Ce «11-Septembre français», avec les attentats de Charlie Hebdo, nous situe bien évidemment à un moment de rupture. Un « retour  » à la normale est évidemment espéré et envisageable. « Mais nous avons désormais tourné la page de notre insouciance. Il faut le regretter, mais la sécurité sera plus que jamais une composante importante de chaque projet politique national et international. Ce moment terroriste n’est pas spécifiquement français et s’inscrit dans la logique des attentats du 11 septembre 2001, date qui fait office de rupture», ajoute Arnaud Houte.

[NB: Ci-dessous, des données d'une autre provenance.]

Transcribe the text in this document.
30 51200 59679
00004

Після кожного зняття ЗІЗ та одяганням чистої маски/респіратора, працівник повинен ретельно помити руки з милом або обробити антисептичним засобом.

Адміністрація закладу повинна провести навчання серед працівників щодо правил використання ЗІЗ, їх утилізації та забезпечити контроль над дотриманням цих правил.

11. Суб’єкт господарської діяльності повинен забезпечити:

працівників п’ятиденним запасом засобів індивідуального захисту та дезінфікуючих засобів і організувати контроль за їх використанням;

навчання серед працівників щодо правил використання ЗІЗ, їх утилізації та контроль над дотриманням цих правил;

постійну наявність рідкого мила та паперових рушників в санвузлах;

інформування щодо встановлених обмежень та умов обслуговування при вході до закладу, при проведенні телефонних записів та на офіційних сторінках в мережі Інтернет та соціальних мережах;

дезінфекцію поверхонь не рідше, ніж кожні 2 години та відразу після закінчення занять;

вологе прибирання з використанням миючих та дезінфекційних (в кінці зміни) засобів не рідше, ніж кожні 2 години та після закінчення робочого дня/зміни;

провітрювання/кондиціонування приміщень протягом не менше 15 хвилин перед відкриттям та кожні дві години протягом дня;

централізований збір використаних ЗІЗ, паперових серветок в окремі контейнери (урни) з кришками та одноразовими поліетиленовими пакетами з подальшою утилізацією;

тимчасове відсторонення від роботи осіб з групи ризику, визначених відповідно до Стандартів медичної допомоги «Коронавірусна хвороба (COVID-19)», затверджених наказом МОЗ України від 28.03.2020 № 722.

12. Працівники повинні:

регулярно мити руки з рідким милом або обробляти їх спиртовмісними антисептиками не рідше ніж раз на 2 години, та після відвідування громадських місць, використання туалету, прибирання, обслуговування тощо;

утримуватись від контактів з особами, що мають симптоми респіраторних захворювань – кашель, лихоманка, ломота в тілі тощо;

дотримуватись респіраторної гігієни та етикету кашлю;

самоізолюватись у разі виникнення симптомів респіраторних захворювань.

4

Outre une solidarité symbolique, l’historien pointe dès à présent la nécessité de concrétiser cet élan par des actes politiques. « Notre récit national regorge effectivement de moments où la société a accouché de moments d’union autour d’un nouveau projet national. En 1936 déjà, sur le terrain social, le Front Populaire de Léon Blum et ses réformes ont trouvé leurs origines dans un contexte d’affrontements graves. Plus près encore, le Résistance a formalisé ses velléités gouvernementales dans un large programme d’actionspour sortir des ravages causés par la Seconde Guerre mondiale », illustre l’historien. Un programme orchestré par le Conseil national de la résistance (CNR) qui cristallisera tous les débats autour de ses applications en matière d’éducation, de réforme sociale… « Le moyen de dépasser une situation extrême reste politique. Le programme est un moyen de tracer une ligne d’horizon pour sortir de cette crise », complète Arnaud Houte. Notons en définitive que l’état d’urgence sera prolongé de trois mois à compter du 26 novembre, tandis que François Hollande face aux assemblées réunies en Congrès a annoncé sa volonté de réviser la Constitution pour pouvoir mener une lutte efficace contre le terrorisme. Ce dernier évoquant que les deux régimes d’exceptions relatifs à l’état d’urgence souffrent d’inadaptation au regard de cette situation inédite. Le Président disposera alors de deux moyens pour imposer cette réforme constitutionnelle : le referendum ou le vote du congrès. Au cœur des débats seront donc discutés, entre autres, un fichier européen des passagers aériens, la déchéance de nationalité des binationaux en cas de terrorisme, la création d’une garde nationale renforcée de réservistes. L’urgence conduit également à des décisions budgétaires qui feront fi du prévisionnel de croissance du pays. Tristement, la France républicaine demeure un laboratoire politique.